Canadian classicist Dimitri Nakassis ('Against the universal museum' Aegean prehistory May 10, 2016) eloquently addresses the arguments for the universal museum as represented by James Cuno and Tiffany Jenkins that the  'Universal Museum' saves antiquities from nationalism by putting them into a global context. This is aped by collectors to support their own acquisitive activities. Nakassis finds the whole structure of the argument flawed:
My suspicion with this argument is simply that while it is happy to criticize others, it does not engage in a self-critique. That is to say, the politics of the universal museum are not something that is interesting to those who make these arguments. Indeed, the politics and the history are actively white-washed. [...] Indeed, it seems odd to argue that universal museums like the British Museum are somehow immune from the charge of nationalism. [...] It’s not like the British government is immune from the nationalistic desire to keep cherished artifacts from leaving the country – as this government ban from the sale of the dagger and robes of T.E. Lawrence abroad shows. Or see this. Or this. Or this. Or this. Or this. Or this. Where is the criticism of the petty nationalism that seeks to deny Kelly Clarkson ownership of a ring owned by Jane Austen? The UK’s Culture minister Ed Vaizey said of the export ban that it “provides us with a ‘last chance’ to save treasures like these for the nation so they can be enjoyed by all of us.” (Emphasis mine). It’s worth noting that British nationalism, or American nationalism, is never flagged as a problem by those discussing repatriation and the proper home for material culture. Instead, the nationalism problem is always framed as Us against Them.
This comes out most clearly in the writings of US private collectors that clearly see themselves as a elite placed by Divine Favour over the "natives" of the states from which they wish to wrest collectable trophies. Nakassis  points out how the narratives used as case studies often oppose allegedly homogeneous national groups "The Greeks. The Turks. The Egyptians. The Nigerians" with the other protagonists in this drama who:
have names, identities, carefully thought out opinions. Thus the discussion is structured to oppose the museum curators with academic credentials and carefully thought-out opinions to anonymous groups who apparently all think alike along narrow nationalistic lines. Finally, we are told that these parochial, nationalistic museums that want their treasures back reproduce an ethos that “resurrects racial ways of thinking” (Jenkins).
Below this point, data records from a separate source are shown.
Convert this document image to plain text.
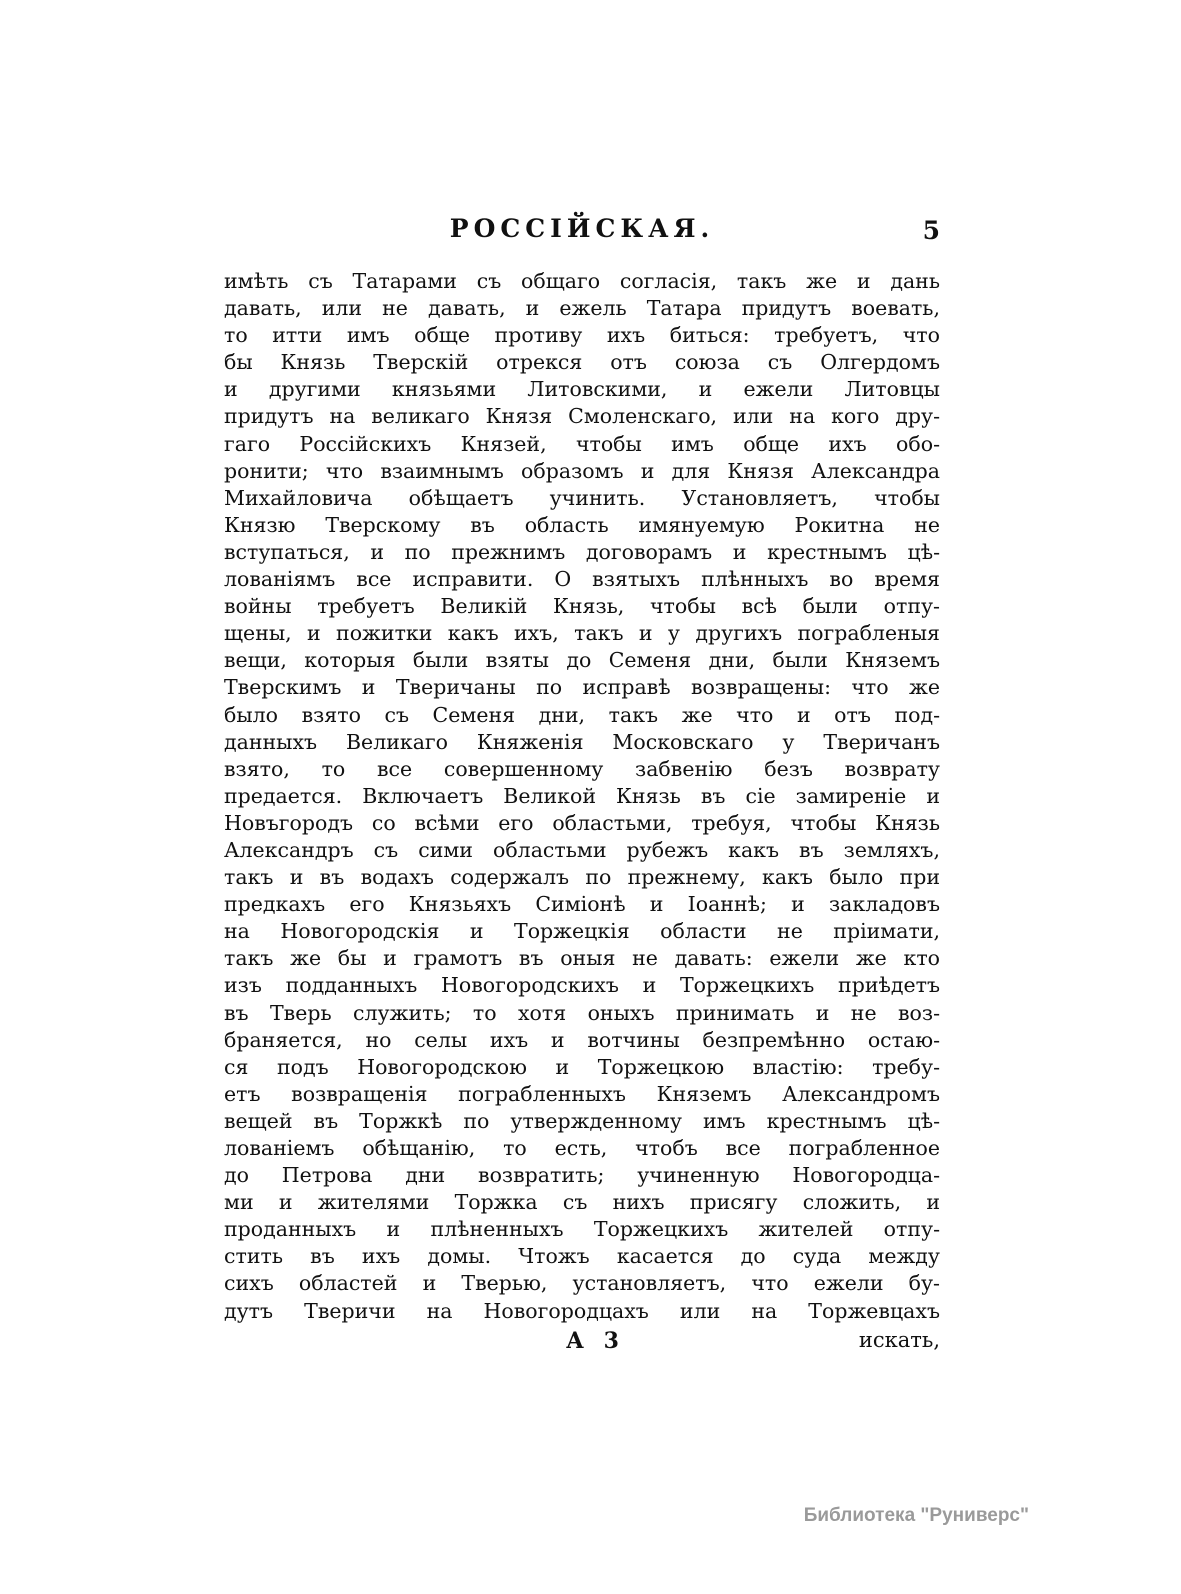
РОССІЙСКАЯ.	5
имѣть съ Татарами съ общаго согласія, такъ же и дань
давать, или не давать, и ежель Татара придутъ воевать,
то итти имъ обще противу ихъ биться: требуетъ, что
бы Князь Тверскій отрекся отъ союза съ Олгердомъ
и другими князьями Литовскими, и ежели Литовцы
придутъ на великаго Князя Смоленскаго, или на кого дру-
гаго Россійскихъ Князей, чтобы имъ обще ихъ обо-
ронити; что взаимнымъ образомъ и для Князя Александра
Михайловича обѣщаетъ учинить. Установляетъ, чтобы
Князю Тверскому въ область имянуемую Рокитна не
вступаться, и по прежнимъ договорамъ и крестнымъ цѣ-
лованіямъ все исправити. О взятыхъ плѣнныхъ во время
войны требуетъ Великій Князь, чтобы всѣ были отпу-
щены, и пожитки какъ ихъ, такъ и у другихъ пограбленыя
вещи, которыя были взяты до Семеня дни, были Княземъ
Тверскимъ и Тверичаны по исправѣ возвращены: что же
было взято съ Семеня дни, такъ же что и отъ под-
данныхъ Великаго Княженія Московскаго у Тверичанъ
взято, то все совершенному забвенію безъ возврату
предается. Включаетъ Великой Князь въ сіе замиреніе и
Новъгородъ со всѣми его областьми, требуя, чтобы Князь
Александръ съ сими областьми рубежъ какъ въ земляхъ,
такъ и въ водахъ содержалъ по прежнему, какъ было при
предкахъ его Князьяхъ Симіонѣ и Іоаннѣ; и закладовъ
на Новогородскія и Торжецкія области не пріимати,
такъ же бы и грамотъ въ оныя не давать: ежели же кто
изъ подданныхъ Новогородскихъ и Торжецкихъ приѣдетъ
въ Тверь служить; то хотя оныхъ принимать и не воз-
браняется, но селы ихъ и вотчины безпремѣнно остаю-
ся подъ Новогородскою и Торжецкою властію: требу-
етъ возвращенія пограбленныхъ Княземъ Александромъ
вещей въ Торжкѣ по утвержденному имъ крестнымъ цѣ-
лованіемъ обѣщанію, то есть, чтобъ все пограбленное
до Петрова дни возвратить; учиненную Новогородца-
ми и жителями Торжка съ нихъ присягу сложить, и
проданныхъ и плѣненныхъ Торжецкихъ жителей отпу-
стить въ ихъ домы. Чтожъ касается до суда между
сихъ областей и Тверью, установляетъ, что ежели бу-
дутъ Тверичи на Новогородцахъ или на Торжевцахъ
А 3	искать,
Библиотека "Руниверс"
Indeed, we are told that “far from tearing down walls between people, these institutions erect new ones.” This is the ultimate twist of the knife: the victims of imperialism and colonialism are now accused of “racial ways of thinking” whereas the poor, downtrodden curators of the noble universal museum (the real victims in all of this!) don’t see race [...]. Instead, these brave men and women only see the grand sweep of the history of humankind. Yet neither do they see, for they choose not to see, their own past or for that matter their own present.

Monday, May 2, 2016

Send the looted Vigango Home


The Mijikenda live in the lands stretching across the border between Kenya (Coast Province, Kwale district, south of Mombasa), and Tanzania (Northeast coast, Tanga area). Some Mijikenda groups worship their ancestors through the construction of wooden memorial statues called vigango (singular: kikango), they believe that vigango bring luck and prosperity to the whole community, particularly to the family of the man being honored, and that vigango are living objects—that they are material manifestations of the souls of departed and honored elders.  Stephen E. Nash discusses what foreign dealers and collectors have led to ('The Right to Own Living Memorials', Sapiens 29th Apr 2016).
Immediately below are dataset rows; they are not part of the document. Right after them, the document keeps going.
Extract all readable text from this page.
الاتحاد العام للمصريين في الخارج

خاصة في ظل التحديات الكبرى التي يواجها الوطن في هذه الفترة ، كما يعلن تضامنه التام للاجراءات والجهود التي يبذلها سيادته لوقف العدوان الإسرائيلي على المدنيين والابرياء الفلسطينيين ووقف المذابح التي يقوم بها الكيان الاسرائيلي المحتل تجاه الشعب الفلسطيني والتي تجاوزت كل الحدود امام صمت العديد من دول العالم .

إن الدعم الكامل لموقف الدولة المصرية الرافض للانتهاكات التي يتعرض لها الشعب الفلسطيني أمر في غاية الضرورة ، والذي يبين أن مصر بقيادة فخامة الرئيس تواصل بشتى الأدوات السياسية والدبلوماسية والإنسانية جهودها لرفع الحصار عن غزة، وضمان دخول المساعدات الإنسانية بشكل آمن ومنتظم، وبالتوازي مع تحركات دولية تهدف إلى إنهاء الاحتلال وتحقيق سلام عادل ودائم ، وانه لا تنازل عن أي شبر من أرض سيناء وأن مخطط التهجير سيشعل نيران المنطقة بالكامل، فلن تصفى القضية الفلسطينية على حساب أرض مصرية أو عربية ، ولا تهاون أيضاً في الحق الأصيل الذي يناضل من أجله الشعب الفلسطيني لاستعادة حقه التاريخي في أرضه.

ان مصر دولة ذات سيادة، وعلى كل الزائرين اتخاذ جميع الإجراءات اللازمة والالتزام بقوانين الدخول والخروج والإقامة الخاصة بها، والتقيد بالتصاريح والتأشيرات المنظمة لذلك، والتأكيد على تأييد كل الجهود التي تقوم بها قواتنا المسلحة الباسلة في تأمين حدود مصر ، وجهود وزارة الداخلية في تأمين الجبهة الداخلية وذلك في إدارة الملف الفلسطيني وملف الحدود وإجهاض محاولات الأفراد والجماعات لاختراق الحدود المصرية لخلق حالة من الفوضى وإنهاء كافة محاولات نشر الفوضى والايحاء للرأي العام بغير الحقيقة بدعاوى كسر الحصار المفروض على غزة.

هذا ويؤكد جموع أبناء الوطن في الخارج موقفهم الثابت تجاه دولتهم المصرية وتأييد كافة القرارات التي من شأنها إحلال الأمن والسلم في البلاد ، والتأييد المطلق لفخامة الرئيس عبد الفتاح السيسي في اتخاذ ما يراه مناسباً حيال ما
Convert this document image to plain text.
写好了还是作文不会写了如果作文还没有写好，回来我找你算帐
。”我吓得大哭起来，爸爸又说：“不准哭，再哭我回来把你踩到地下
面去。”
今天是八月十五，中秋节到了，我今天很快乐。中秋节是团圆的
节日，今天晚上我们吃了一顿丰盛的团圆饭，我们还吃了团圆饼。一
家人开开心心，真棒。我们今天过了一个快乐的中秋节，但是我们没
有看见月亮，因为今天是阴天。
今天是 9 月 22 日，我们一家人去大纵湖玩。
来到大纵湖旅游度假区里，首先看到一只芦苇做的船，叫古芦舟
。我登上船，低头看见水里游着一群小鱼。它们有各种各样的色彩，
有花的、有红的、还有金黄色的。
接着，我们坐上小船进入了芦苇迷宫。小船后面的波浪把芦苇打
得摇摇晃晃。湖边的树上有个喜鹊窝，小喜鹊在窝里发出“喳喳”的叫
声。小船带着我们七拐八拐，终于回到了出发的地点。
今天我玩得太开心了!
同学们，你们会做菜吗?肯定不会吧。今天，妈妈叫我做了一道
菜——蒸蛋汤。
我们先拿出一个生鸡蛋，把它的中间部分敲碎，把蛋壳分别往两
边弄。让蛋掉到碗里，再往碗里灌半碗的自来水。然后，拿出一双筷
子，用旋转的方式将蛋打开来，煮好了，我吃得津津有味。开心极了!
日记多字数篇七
In the early 1980s, American art dealers seeking to grow their businesses “discovered” vigango. They began to sell them as art objects, ignoring their living, protective value to the Mijikenda. Unemployed young Mijikenda and other men in Kenya and Tanzania were hired by art dealers to steal sacred vigango, selling them to middlemen for as little as $7 each. Once vigango reached the art market in Mombasa or Nairobi, they often fetched a price of several hundred dollars. When art dealerships in the United States obtained them, they typically sold for a few thousand dollars each. Today, prices of up to $15,000 for a single kikango are common at auction houses in the United States. Who profits? Not the men who perpetrated the theft or the source community that suffered the loss. Profits accrue up the chain of possession.
Collectors of looted art are the real looters. They create a market for these pieces of worked wood.